Enrique, der erste Waldorfschüler Venezuelas

Ein Privathaus im Wald auf den Bergen außerhalb der Hauptstadt Caracas. Carolina, Zahnärztin und Mutter zweier Jungen, unterrichtet Enrique, ihren älteren, achtjährigen Sohn zu Hause. Sie hat in Argentinien an Kursen zur Waldorfpädagogik teilgenommen. Ihr Mann unterstützt sie in jeder Hinsicht. Enrique war schon auf verschiedenen Schulen – immer unglücklich über Lärm und Ungerechtigkeiten.

Jeden Morgen um acht Uhr beginnt der Hausunterricht – mit dem Morgenspruch in spanischer Sprache, mit Bewegungsübungen, Sprüchen, Zählübungen, mit Singen und Flötenspiel. Enrique hat Schreibepoche. Carolina ist gerade dabei, mit Bildergeschichten die Buchstaben einzuführen. Enrique liest und schreibt langsam, er legt mit einem großen Seil die Buchstabenform auf den Boden und spricht darauf balancierend »Luna, Lunes, Lulu …« Dann sucht er nach neuen Wörtern mit dem Anfangsbuchstaben L. Zum Abschluss des »Hauptunterrichtes« gibt es eine Geschichte. Dann kommt noch der »Fachunterricht« mit Handarbeit oder Malen und täglich die von Enrique so geliebte Arbeit im Garten, in dem dank des tropisch warmen Klimas mit täglichem Regen fast alles wächst, besonders die vielen Bananenarten. Er füttert die Ponys und Hühner. Und dann hat er frei.

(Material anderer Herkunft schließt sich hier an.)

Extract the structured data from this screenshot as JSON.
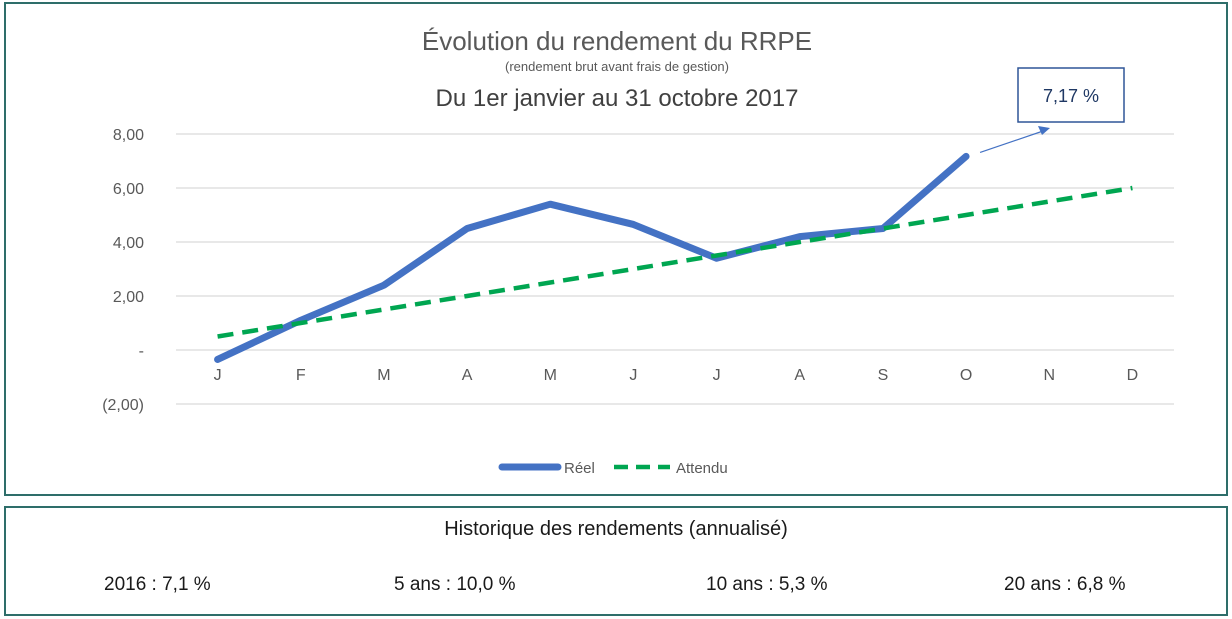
{
  "chart_data": {
    "type": "line",
    "title": "Évolution du rendement du RRPE",
    "subtitle": "(rendement brut avant frais de gestion)",
    "period": "Du 1er janvier au 31 octobre 2017",
    "categories": [
      "J",
      "F",
      "M",
      "A",
      "M",
      "J",
      "J",
      "A",
      "S",
      "O",
      "N",
      "D"
    ],
    "ylim": [
      -2,
      8
    ],
    "yticks": [
      {
        "value": 8,
        "label": "8,00"
      },
      {
        "value": 6,
        "label": "6,00"
      },
      {
        "value": 4,
        "label": "4,00"
      },
      {
        "value": 2,
        "label": "2,00"
      },
      {
        "value": 0,
        "label": "-"
      },
      {
        "value": -2,
        "label": "(2,00)"
      }
    ],
    "series": [
      {
        "name": "Réel",
        "color": "#4472c4",
        "style": "solid",
        "values": [
          -0.35,
          1.1,
          2.4,
          4.5,
          5.4,
          4.65,
          3.4,
          4.2,
          4.5,
          7.17,
          null,
          null
        ]
      },
      {
        "name": "Attendu",
        "color": "#00a651",
        "style": "dashed",
        "values": [
          0.5,
          1.0,
          1.5,
          2.0,
          2.5,
          3.0,
          3.5,
          4.0,
          4.5,
          5.0,
          5.5,
          6.0
        ]
      }
    ],
    "grid": true,
    "legend": "bottom",
    "annotation": {
      "text": "7,17 %",
      "target_category": "O"
    }
  },
  "history": {
    "title": "Historique des rendements (annualisé)",
    "items": [
      "2016 : 7,1 %",
      "5 ans : 10,0 %",
      "10 ans : 5,3 %",
      "20 ans : 6,8 %"
    ]
  }
}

In den Ferien kommen mehrere Kinder zu Carolina ins Haus und in den Garten, um in einer Art Freizeitschule zu spielen, zu basteln und Geschichten zu hören.

Mit ihrer Waldorf-Initiative für diese Kinder war Carolina zuerst allein in Caracas. Dann fand sie Gleichgesinnte in der anthroposophischen Arbeitsgruppe. Sie suchte Eltern und Pädagogen und bleibt mit ihnen weiter initiativ, um die Idee der Waldorfpädagogik in ihrem Land Wirklichkeit werden zu lassen. Die Gruppe von Lehrerinnen, die sich nach den Kursen in der Katholischen Universität gefunden hat, wird B. C. J. Lievegoeds Entwicklungsphasen des Kindes in spanischer Sprache studieren und wartet auf einen spanisch sprechenden Waldorflehrer, der den Start einer ersten Schülergruppe in Venezuela begleiten kann.

Zum Autor: Thomas Wildgruber war von 1979 bis 2011 Klassenlehrer und Kunstlehrer für die Klassen 1 bis 8, veröffentlichte das Handbuch »Malen und Zeichnen 1. bis 8. Schuljahr« und gibt weltweit Fortbildungen in Methodik und Kunstdidaktik.